An Ottawa man who used social media to search for a kidney will get his life saving surgery today. After years of living with kidney failure Craig Dunbar will get the gift of life from a woman who saw his plea for help on CTV Ottawa.
For six and a half years, Craig Dunbar's reality involved being hooked up to a dialysis machine for hours at a time. The volunteer firefighter and community fundraiser was diagnosed with acute renal failure in 2007, with no apparent cause.
"This is six and a half years that I’ve been almost a slave to this machine,” says Dunbar, as he is connected to the dialysis machine at The Ottawa Hospital.
But the 41-year-old is finally being set free. Thursday, at noon, he undergoes a kidney transplant from a living donor.
"I've just got a new lease on life. if I just won the lottery it wouldn't feel like this.”
Dunbar's search for a donor became desperate last year when he found out the fistula, or access route for his dialysis was failing.
Through social media, Craig launched a world-wide search for a kidney, on Twitter (@kidney4craig) and Facebook. Ironically, his donor turned out to be the wife of his former sector chief at the Stittsville fire station who had seen Craig's appeal for help on CTV last year.
"When Craig was on the TV saying you know I don’t' have a year to live,” says Ann Gervais, from her home in Napanee, “ it made me think this is something Ii can do or try to do.” Gervais will travel tonight to the Ottawa Hospital in preparation for her part of the surgery.
Neither Dunbar nor Gervais are worried about the procedure.
“I’m too calm but that’s okay,” says Dunbar.
The head of the kidney transplant program at the Ottawa Hospital says they shouldn't be; the success rate is good, even when the match isn't perfect, as in this case.

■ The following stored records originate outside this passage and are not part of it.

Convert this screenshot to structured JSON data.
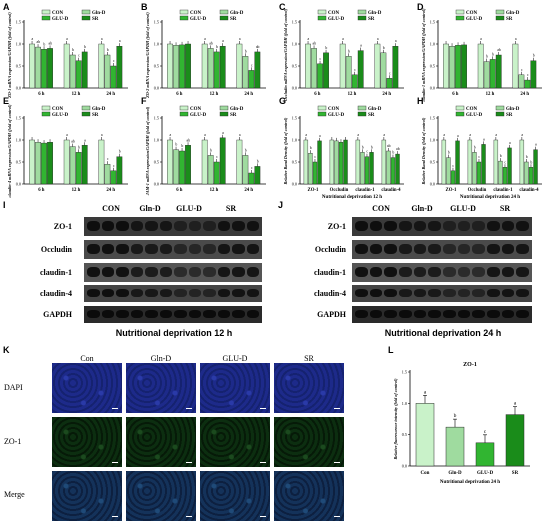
{
  "panel_labels": [
    "A",
    "B",
    "C",
    "D",
    "E",
    "F",
    "G",
    "H",
    "I",
    "J",
    "K",
    "L"
  ],
  "colors": {
    "CON": "#c9f2c9",
    "Gln-D": "#9fdb9f",
    "GLU-D": "#31b531",
    "SR": "#1a8c1a",
    "outline": "#2a2a2a",
    "dapi": "#1c2c8c",
    "zo1": "#0f3a12"
  },
  "legend": [
    "CON",
    "Gln-D",
    "GLU-D",
    "SR"
  ],
  "chart_data": [
    {
      "panel": "A",
      "type": "bar",
      "ylabel": "ZO-1 mRNA expression/GAPDH (fold of control)",
      "categories": [
        "6 h",
        "12 h",
        "24 h"
      ],
      "ylim": [
        0,
        1.5
      ],
      "series": [
        {
          "name": "CON",
          "values": [
            1.0,
            1.0,
            1.0
          ]
        },
        {
          "name": "Gln-D",
          "values": [
            0.93,
            0.75,
            0.75
          ]
        },
        {
          "name": "GLU-D",
          "values": [
            0.88,
            0.62,
            0.5
          ]
        },
        {
          "name": "SR",
          "values": [
            0.9,
            0.82,
            0.95
          ]
        }
      ],
      "annotations": [
        [
          "a",
          "ab",
          "b",
          "ab"
        ],
        [
          "a",
          "b",
          "c",
          "b"
        ],
        [
          "a",
          "b",
          "c",
          "a"
        ]
      ]
    },
    {
      "panel": "B",
      "type": "bar",
      "ylabel": "ZO-2 mRNA expression/GAPDH (fold of control)",
      "categories": [
        "6 h",
        "12 h",
        "24 h"
      ],
      "ylim": [
        0,
        1.5
      ],
      "series": [
        {
          "name": "CON",
          "values": [
            1.0,
            1.0,
            1.0
          ]
        },
        {
          "name": "Gln-D",
          "values": [
            0.97,
            0.9,
            0.72
          ]
        },
        {
          "name": "GLU-D",
          "values": [
            0.98,
            0.82,
            0.4
          ]
        },
        {
          "name": "SR",
          "values": [
            1.0,
            0.95,
            0.82
          ]
        }
      ],
      "annotations": [
        [
          "",
          "",
          "",
          ""
        ],
        [
          "a",
          "ab",
          "b",
          "a"
        ],
        [
          "a",
          "b",
          "c",
          "ab"
        ]
      ]
    },
    {
      "panel": "C",
      "type": "bar",
      "ylabel": "Occludin mRNA expression/GAPDH (fold of control)",
      "categories": [
        "6 h",
        "12 h",
        "24 h"
      ],
      "ylim": [
        0,
        1.5
      ],
      "series": [
        {
          "name": "CON",
          "values": [
            1.0,
            1.0,
            1.0
          ]
        },
        {
          "name": "Gln-D",
          "values": [
            0.9,
            0.72,
            0.8
          ]
        },
        {
          "name": "GLU-D",
          "values": [
            0.55,
            0.3,
            0.22
          ]
        },
        {
          "name": "SR",
          "values": [
            0.8,
            0.85,
            0.95
          ]
        }
      ],
      "annotations": [
        [
          "a",
          "ab",
          "c",
          "b"
        ],
        [
          "a",
          "b",
          "c",
          "a"
        ],
        [
          "a",
          "b",
          "c",
          "a"
        ]
      ]
    },
    {
      "panel": "D",
      "type": "bar",
      "ylabel": "claudin-1 mRNA expression/GAPDH (fold of control)",
      "categories": [
        "6 h",
        "12 h",
        "24 h"
      ],
      "ylim": [
        0,
        1.5
      ],
      "series": [
        {
          "name": "CON",
          "values": [
            1.0,
            1.0,
            1.0
          ]
        },
        {
          "name": "Gln-D",
          "values": [
            0.95,
            0.6,
            0.3
          ]
        },
        {
          "name": "GLU-D",
          "values": [
            0.97,
            0.65,
            0.18
          ]
        },
        {
          "name": "SR",
          "values": [
            0.98,
            0.75,
            0.62
          ]
        }
      ],
      "annotations": [
        [
          "",
          "",
          "",
          ""
        ],
        [
          "a",
          "b",
          "b",
          "ab"
        ],
        [
          "a",
          "c",
          "c",
          "b"
        ]
      ]
    },
    {
      "panel": "E",
      "type": "bar",
      "ylabel": "claudin-4 mRNA expression/GAPDH (fold of control)",
      "categories": [
        "6 h",
        "12 h",
        "24 h"
      ],
      "ylim": [
        0,
        1.5
      ],
      "series": [
        {
          "name": "CON",
          "values": [
            1.0,
            1.0,
            1.0
          ]
        },
        {
          "name": "Gln-D",
          "values": [
            0.95,
            0.85,
            0.45
          ]
        },
        {
          "name": "GLU-D",
          "values": [
            0.93,
            0.72,
            0.3
          ]
        },
        {
          "name": "SR",
          "values": [
            0.95,
            0.88,
            0.62
          ]
        }
      ],
      "annotations": [
        [
          "",
          "",
          "",
          ""
        ],
        [
          "a",
          "ab",
          "b",
          "a"
        ],
        [
          "a",
          "c",
          "c",
          "b"
        ]
      ]
    },
    {
      "panel": "F",
      "type": "bar",
      "ylabel": "JAM-1 mRNA expression/GAPDH (fold of control)",
      "categories": [
        "6 h",
        "12 h",
        "24 h"
      ],
      "ylim": [
        0,
        1.5
      ],
      "series": [
        {
          "name": "CON",
          "values": [
            1.0,
            1.0,
            1.0
          ]
        },
        {
          "name": "Gln-D",
          "values": [
            0.78,
            0.65,
            0.65
          ]
        },
        {
          "name": "GLU-D",
          "values": [
            0.75,
            0.5,
            0.25
          ]
        },
        {
          "name": "SR",
          "values": [
            0.88,
            1.05,
            0.4
          ]
        }
      ],
      "annotations": [
        [
          "a",
          "b",
          "b",
          "ab"
        ],
        [
          "a",
          "b",
          "c",
          "a"
        ],
        [
          "a",
          "b",
          "c",
          "b"
        ]
      ]
    },
    {
      "panel": "G",
      "type": "bar",
      "ylabel": "Relative Band Density (fold of control)",
      "xlabel": "Nutritional deprivation 12 h",
      "categories": [
        "ZO-1",
        "Occludin",
        "claudin-1",
        "claudin-4"
      ],
      "ylim": [
        0,
        1.5
      ],
      "series": [
        {
          "name": "CON",
          "values": [
            1.0,
            1.0,
            1.0,
            1.0
          ]
        },
        {
          "name": "Gln-D",
          "values": [
            0.7,
            0.98,
            0.72,
            0.75
          ]
        },
        {
          "name": "GLU-D",
          "values": [
            0.5,
            0.95,
            0.62,
            0.6
          ]
        },
        {
          "name": "SR",
          "values": [
            0.98,
            1.0,
            0.72,
            0.68
          ]
        }
      ],
      "annotations": [
        [
          "a",
          "b",
          "c",
          "a"
        ],
        [
          "",
          "",
          "",
          ""
        ],
        [
          "a",
          "b",
          "c",
          "b"
        ],
        [
          "a",
          "ab",
          "b",
          "ab"
        ]
      ]
    },
    {
      "panel": "H",
      "type": "bar",
      "ylabel": "Relative Band Density (fold of control)",
      "xlabel": "Nutritional deprivation 24 h",
      "categories": [
        "ZO-1",
        "Occludin",
        "claudin-1",
        "claudin-4"
      ],
      "ylim": [
        0,
        1.5
      ],
      "series": [
        {
          "name": "CON",
          "values": [
            1.0,
            1.0,
            1.0,
            1.0
          ]
        },
        {
          "name": "Gln-D",
          "values": [
            0.6,
            0.72,
            0.52,
            0.5
          ]
        },
        {
          "name": "GLU-D",
          "values": [
            0.3,
            0.5,
            0.38,
            0.38
          ]
        },
        {
          "name": "SR",
          "values": [
            0.98,
            0.9,
            0.82,
            0.78
          ]
        }
      ],
      "annotations": [
        [
          "a",
          "b",
          "c",
          "a"
        ],
        [
          "a",
          "b",
          "c",
          "a"
        ],
        [
          "a",
          "b",
          "c",
          "a"
        ],
        [
          "a",
          "b",
          "b",
          "a"
        ]
      ]
    },
    {
      "panel": "L",
      "type": "bar",
      "title": "ZO-1",
      "ylabel": "Relative fluorescence intensity (fold of control)",
      "xlabel": "Nutritional deprivation 24 h",
      "categories": [
        "Con",
        "Gln-D",
        "GLU-D",
        "SR"
      ],
      "ylim": [
        0,
        1.5
      ],
      "values": [
        1.0,
        0.62,
        0.37,
        0.82
      ],
      "annotations": [
        "a",
        "b",
        "c",
        "a"
      ]
    }
  ],
  "western": [
    {
      "panel": "I",
      "groups": [
        "CON",
        "Gln-D",
        "GLU-D",
        "SR"
      ],
      "rows": [
        "ZO-1",
        "Occludin",
        "claudin-1",
        "claudin-4",
        "GAPDH"
      ],
      "caption": "Nutritional deprivation 12 h"
    },
    {
      "panel": "J",
      "groups": [
        "CON",
        "Gln-D",
        "GLU-D",
        "SR"
      ],
      "rows": [
        "ZO-1",
        "Occludin",
        "claudin-1",
        "claudin-4",
        "GAPDH"
      ],
      "caption": "Nutritional deprivation 24 h"
    }
  ],
  "fluorescence": {
    "columns": [
      "Con",
      "Gln-D",
      "GLU-D",
      "SR"
    ],
    "rows": [
      "DAPI",
      "ZO-1",
      "Merge"
    ]
  }
}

"Even today in our unmatched donor and recipient pairs,” says Dr. Greg Knoll, “our rejection rates are very low, under 10 percent now.”
Dunbar is already visualizing his recovery, hoping to get back to even the most mundane of tasks, even cutting the grass.
“So my neighbors complain about cutting grass,”, jokes Dunbar as he is prepped for his surgery, “Me? If I’m cutting the grass it means I’m on top of it, not below it so I’m pretty happy to cut the grass.”
Happy, too, to continue to spread the word about the importance of organ donation.
The Ottawa Hospital performs aboutseventy kidney transplants a year. The hospital is now at number 994 and will likely reach the one-thousand milestone in a few weeks’ time.